Not sure there was much to check beyond the website link I provided from the manufacturer of our hardware. While you are at it, it would be good to make sure all the VCarve licenses are up to date on all machines. I recall hearing an issue about it a few weeks ago. I don’t use our computers but I heard it caused some lost time for other members.
I never trust any link in any message. Too many AI spambots out there.
Personally, I never trust any text in any messages either!
I am having difficulty recreating issues with inlays with the exception of my poor sanding capabilities. The circles were very tight and gave little room for insertion prior to sanding. My largest gaps after sanding are around .029 of an inch to the best my eyes can see. I believe you had previously mentioned to me a .03 inch issue. Could you post your original VCarve files for examination? I would like to attempt to recreate the inlay issue you are having.
On a side note I did notice prior to assembling and sanding an area (which I previously pointed out on one of your cuts) where there was a square edge on this round object, it occurred when the machine was raising and lowering the Z access(the location of the tabs). I personally believe this is a different issue and one which may partially be resolved after properly tramming the machine.
Although this is some quality birch hardwood, I believe we are still going to be experiencing some tear out and less consistency with this wood than the wood shown in the pictures you posted. I am running some square tests to test the X and Y axis independently again on some scrap plywood however this will remove the tabs and sanding from my original test.
That’s kind of true.

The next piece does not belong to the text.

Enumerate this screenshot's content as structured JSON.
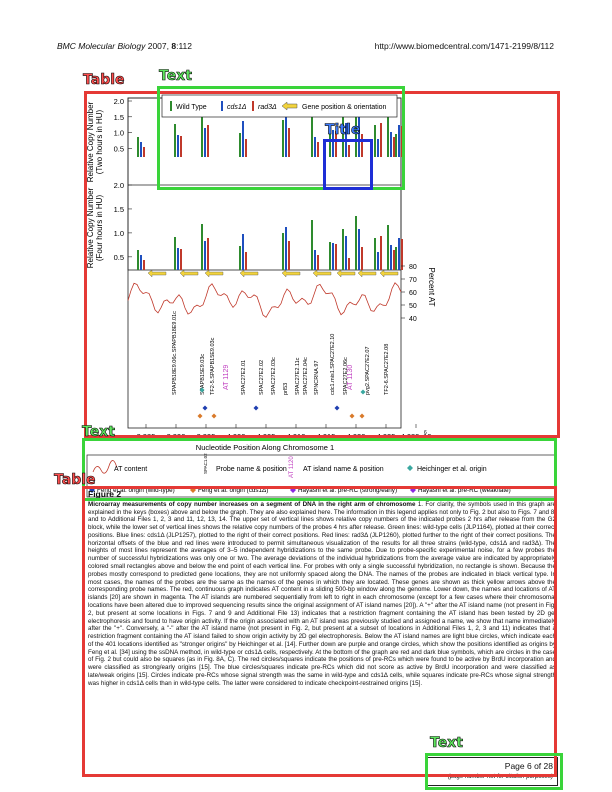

Do you have a different bit besides the upcut bit? For plywood that is the worst bit of all.
I am using a downcut bit but I believe a composite bit is really the best thing for plywood based on some reading I have done.
The compression bits are supposed to be the best BUT you have to take much deeper cuts. I cut my safe parts mostly with a straight bit and get good results. If I’m being extremely picky I’ll take a compression bit over the full depth for a finish pass.
On cut outs
While spanning the X axis I found a discreptancy of .009" (2 inch span)to .010 (1 inch span)"

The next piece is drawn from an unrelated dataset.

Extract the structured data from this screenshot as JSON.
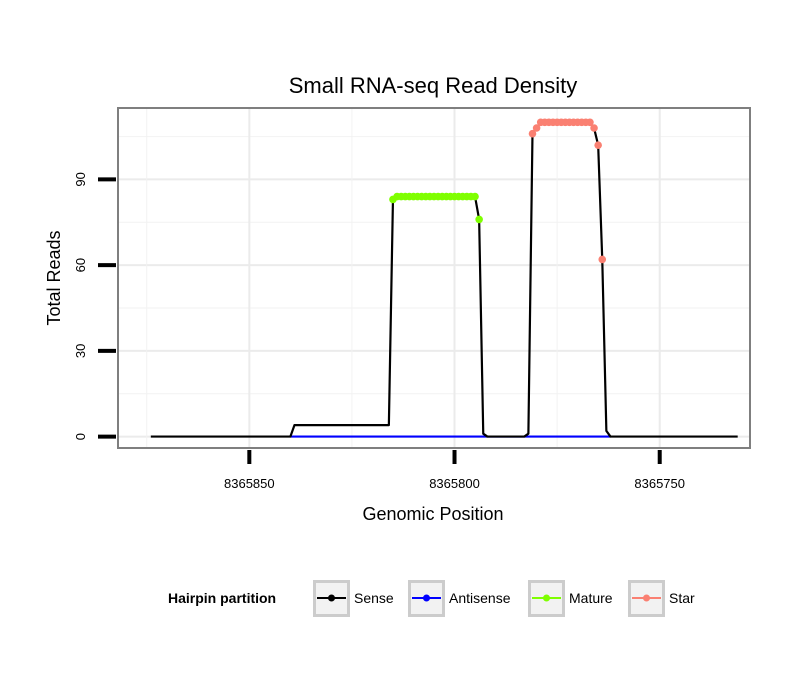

This discreptancy spans across both sides so effective 1/2 of the total discreptancy .0045"(2 inch span) to .005(1 inch span)" on each side
While spanning the Y axis I found a discreptancy of .012
This discreptancy spans across both sides so effective 1/2 of the total discreptancy .006" on each side
This again is on plywood but it was a certainly easier one to measure(aluminum would be even easier to measure).
As this was so fairly consistent (not perfect) I would guess that the pockets of the inlay would be off by equal amounts say .024 of an inch total(across each axis(X and Y anyways) of a cutout and a pocket) very close to coy’s number that he originally said it was off by as much as .03.
I haven’t measured the pockets but also still have the pockets if you would care to see it and the other pieces.
As a follow up test it would be interesting to adjust spanning the X axis by around .005 each surface and .006 for the y axis for each surface.
I think this would make an extremely tight in lay. If this is successful then we just have to know how far off the CNC machine is, I personally would like to repeat this test after our tramming calibration(assuming the vote wins).
Thanks for looking into it.
I’m not sure how much accuracy to expect from the big CNC.
What is normal?
No problem Anytime,
Take a look at number 9 for auto inlay they mention that it is very normal to have to adjust the allounces by x thousandths of an inch mostly depending on the accuracy of your machine.
I'm thinking that on the pocket(to tighten the gap up) you may want to try an allounce of -.012"
However I also believe using a V Bit instead of an end mill to do the inlays that coy posted in his pictures could make the systems innacuries negligible by simply having the male protrude say .1". Then glueing and clamping the two surfaces cut right above the .1" protrude, lastly sanding until you get just below the .1" protrude.
You will be forcing the male to be larger than the female elimating any gaps. Just a guess though.
I love that others are taking some initiative to work on the accuracy of the machine. This is all good stuff.
Brad: Others in the Joe’s forum have been able to get accuracies to 0.005" on a regular basis. I think if we could duplicate this on our machine we should be happy. Being able to cut a square, circle, and pocket to these tolerances would allow us to do a lot of different cool things like inlays and digital joints.
The Mach3 version has been downgraded to v3.043.062. I saw that Timothy posted some measurements earlier in the thread. Perhaps using those as a control he could try the same cuts and see if there is any difference now?
Just curious why it got Downgraded?
Because the SmoothStepper vendor recommends this version. They have had issues with errors with other versions. There is a link in the first thread.